Cologne, Germany -- In what is certainly not the last presentation on three-dimensional printing technology and its uncertain role in the future of commerce, a German technologist explained why we will someday be producing goods in the living room.
The revolution in 3-D printing -- the process of making a three-dimensional solid object out of digital information -- is likely to develop slowly, he said, as efficiencies in design compound over time, making 3-D-printing machines easier to own and operate.
The topic was addressed at the Internationale Eisenwarenmesse (International Hardware Fair) here in Cologne, Germany, as part of a series of "Eisenforum" presentations, ranging from marketing to management.
Currently in the realm of professional (and expensive) programmers, the revolution in 3-D printing has a long way to go before it becomes common, according to Michael Schubert of Munich-based 3-D-printing pioneer Produktredaktion.
Still, Schubert offered his thoughts on what the end game might look like. A homeowner would probably not design a product from scratch, nor enter it into mass production. Rather, he or she might be able to improve upon an existing product by adding pieces or personalizing their products.
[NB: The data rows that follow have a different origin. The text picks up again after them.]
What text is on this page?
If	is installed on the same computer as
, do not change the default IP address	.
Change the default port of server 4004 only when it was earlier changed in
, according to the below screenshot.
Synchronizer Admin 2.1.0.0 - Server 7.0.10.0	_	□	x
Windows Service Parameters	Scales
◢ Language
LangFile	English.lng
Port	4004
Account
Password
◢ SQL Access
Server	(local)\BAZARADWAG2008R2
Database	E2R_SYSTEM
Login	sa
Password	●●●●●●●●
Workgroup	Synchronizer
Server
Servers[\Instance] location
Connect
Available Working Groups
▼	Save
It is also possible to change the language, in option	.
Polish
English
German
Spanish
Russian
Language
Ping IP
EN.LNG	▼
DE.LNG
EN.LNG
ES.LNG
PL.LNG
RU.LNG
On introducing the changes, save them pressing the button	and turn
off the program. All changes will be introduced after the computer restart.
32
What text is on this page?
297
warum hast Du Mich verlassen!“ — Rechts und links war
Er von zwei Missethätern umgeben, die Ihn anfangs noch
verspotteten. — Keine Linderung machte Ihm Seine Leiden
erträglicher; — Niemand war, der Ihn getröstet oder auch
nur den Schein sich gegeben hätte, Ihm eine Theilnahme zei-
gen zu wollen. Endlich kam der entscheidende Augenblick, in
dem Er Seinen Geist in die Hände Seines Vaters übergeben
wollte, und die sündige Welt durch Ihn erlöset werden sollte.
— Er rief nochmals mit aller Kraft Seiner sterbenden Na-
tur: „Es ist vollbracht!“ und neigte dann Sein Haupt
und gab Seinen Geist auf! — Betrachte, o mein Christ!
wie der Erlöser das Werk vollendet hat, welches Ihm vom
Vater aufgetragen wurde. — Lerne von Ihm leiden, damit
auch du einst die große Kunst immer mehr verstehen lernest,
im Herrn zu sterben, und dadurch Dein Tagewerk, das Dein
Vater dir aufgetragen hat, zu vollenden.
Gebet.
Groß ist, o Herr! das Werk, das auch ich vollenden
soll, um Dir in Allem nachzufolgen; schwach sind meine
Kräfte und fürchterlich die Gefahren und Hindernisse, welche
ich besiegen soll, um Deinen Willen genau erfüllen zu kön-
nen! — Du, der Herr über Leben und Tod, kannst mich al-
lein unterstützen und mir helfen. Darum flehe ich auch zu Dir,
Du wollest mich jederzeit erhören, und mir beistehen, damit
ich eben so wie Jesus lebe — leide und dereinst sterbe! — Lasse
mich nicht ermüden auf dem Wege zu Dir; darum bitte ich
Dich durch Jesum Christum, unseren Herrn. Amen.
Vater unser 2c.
He showed slides of examples, including a bird feeder and a customized power drill.
Schubert also suggested that 3-D printing might have a home in retail stores as a "shop within a shop" where consumers can benefit from the technology in a retail setting.
As Apple invented a new culture for users with its iPhone and iPad, so too, one would expect a culture to develop around the possibilities of 3-D printing, he said.